Taking up the reins from Sam Peckinpah and Sergio Leone, he crafts his own style of violent Wild West action that gives his remarkable cast the chance to play more than just rote genre types. Stanfield’s Bill is a pacifist as much as a formidable pistols expert, Cyler’s Buckworth is at once amusingly and poignantly desperate to prove himself, Delroy Lindo’s veteran lawman has the wisdom to bend the rules when necessary, Beetz’s Mary has sparky chemistry to spare with Majors, who brings earnest emotion and easygoing charisma to his hero, and Elba’s quietly menacing villain has an honourable aim to build a town that rewards Black business and wealth. In between them all is the MVP of the whole project, Regina King, who’s clearly having a ball as Judy – her stare alone is withering but it’s backed up by an intimidating, efficient ruthlessness.

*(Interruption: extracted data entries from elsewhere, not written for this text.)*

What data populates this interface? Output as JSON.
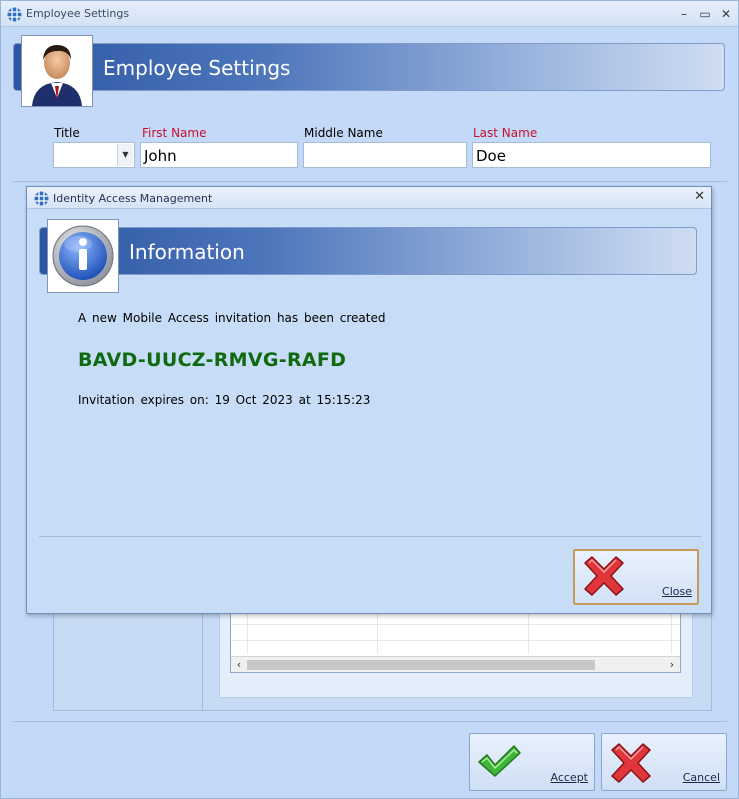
{
  "window": {
    "title": "Employee Settings"
  },
  "header": {
    "title": "Employee Settings"
  },
  "form": {
    "title_label": "Title",
    "title_value": "",
    "first_name_label": "First Name",
    "first_name_value": "John",
    "middle_name_label": "Middle Name",
    "middle_name_value": "",
    "last_name_label": "Last Name",
    "last_name_value": "Doe"
  },
  "dialog": {
    "title": "Identity Access Management",
    "banner_title": "Information",
    "message": "A new Mobile Access invitation has been created",
    "code": "BAVD-UUCZ-RMVG-RAFD",
    "expiry": "Invitation expires on: 19 Oct 2023 at 15:15:23",
    "close_label": "Close"
  },
  "footer": {
    "accept_label": "Accept",
    "cancel_label": "Cancel"
  },
  "colors": {
    "accent": "#2c56a2",
    "required_label": "#c8102e",
    "code_text": "#0f6a0f",
    "close_highlight": "#c89a5a"
  },
  "icons": {
    "app": "grid-globe-icon",
    "employee": "person-avatar-icon",
    "info": "info-icon",
    "accept": "checkmark-icon",
    "cancel": "cross-icon"
  }
}
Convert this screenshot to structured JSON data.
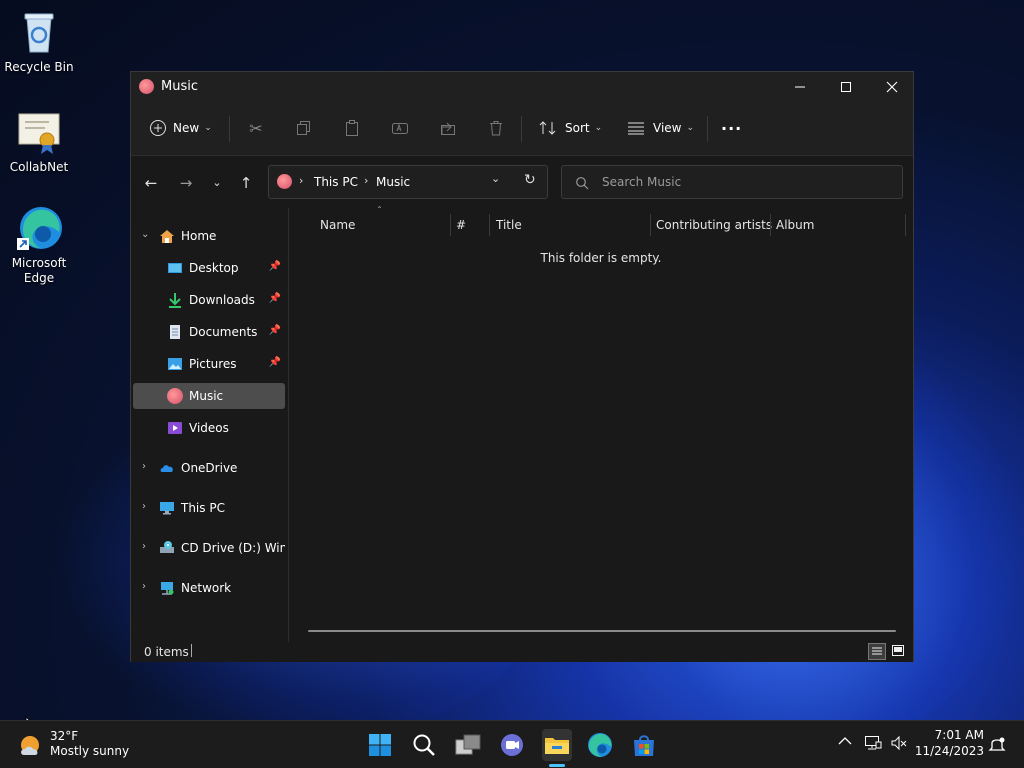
{
  "desktop": {
    "icons": [
      {
        "label": "Recycle Bin"
      },
      {
        "label": "CollabNet"
      },
      {
        "label": "Microsoft Edge"
      }
    ]
  },
  "window": {
    "title": "Music",
    "toolbar": {
      "new_label": "New",
      "sort_label": "Sort",
      "view_label": "View",
      "more_label": "···"
    },
    "address": {
      "crumbs": [
        "This PC",
        "Music"
      ]
    },
    "search": {
      "placeholder": "Search Music"
    },
    "sidebar": {
      "home": "Home",
      "quick": [
        {
          "label": "Desktop",
          "pinned": true
        },
        {
          "label": "Downloads",
          "pinned": true
        },
        {
          "label": "Documents",
          "pinned": true
        },
        {
          "label": "Pictures",
          "pinned": true
        },
        {
          "label": "Music",
          "selected": true
        },
        {
          "label": "Videos"
        }
      ],
      "roots": [
        {
          "label": "OneDrive"
        },
        {
          "label": "This PC"
        },
        {
          "label": "CD Drive (D:) Windo"
        },
        {
          "label": "Network"
        }
      ]
    },
    "columns": [
      "Name",
      "#",
      "Title",
      "Contributing artists",
      "Album"
    ],
    "empty_message": "This folder is empty.",
    "status": {
      "items": "0 items"
    }
  },
  "taskbar": {
    "weather": {
      "temp": "32°F",
      "condition": "Mostly sunny"
    },
    "clock": {
      "time": "7:01 AM",
      "date": "11/24/2023"
    }
  },
  "colors": {
    "accent": "#4cc2ff",
    "selected": "#4d4d4d",
    "window_bg": "#191919",
    "chrome_bg": "#202020"
  }
}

Just as neither Trudy nor Mary are mere romantic interests considered inferior to the men, what emerges over the film’s slickly paced two hours is that the film is proud of its significance but not solely defined by it – it’s more a fable about family than a film about race. By shaking off the constraints of history, The Harder They Fall allows these characters to exist in their own sandbox of imagination where the characters aren’t living out narratives of trauma, but are simply having fun. After all, if cinema can give us Abraham Lincoln: Vampire Hunter, why not this? These people existed, The Harder They Fall tells us – and watching them have their own moment of Hollywood invention is an absolute blast.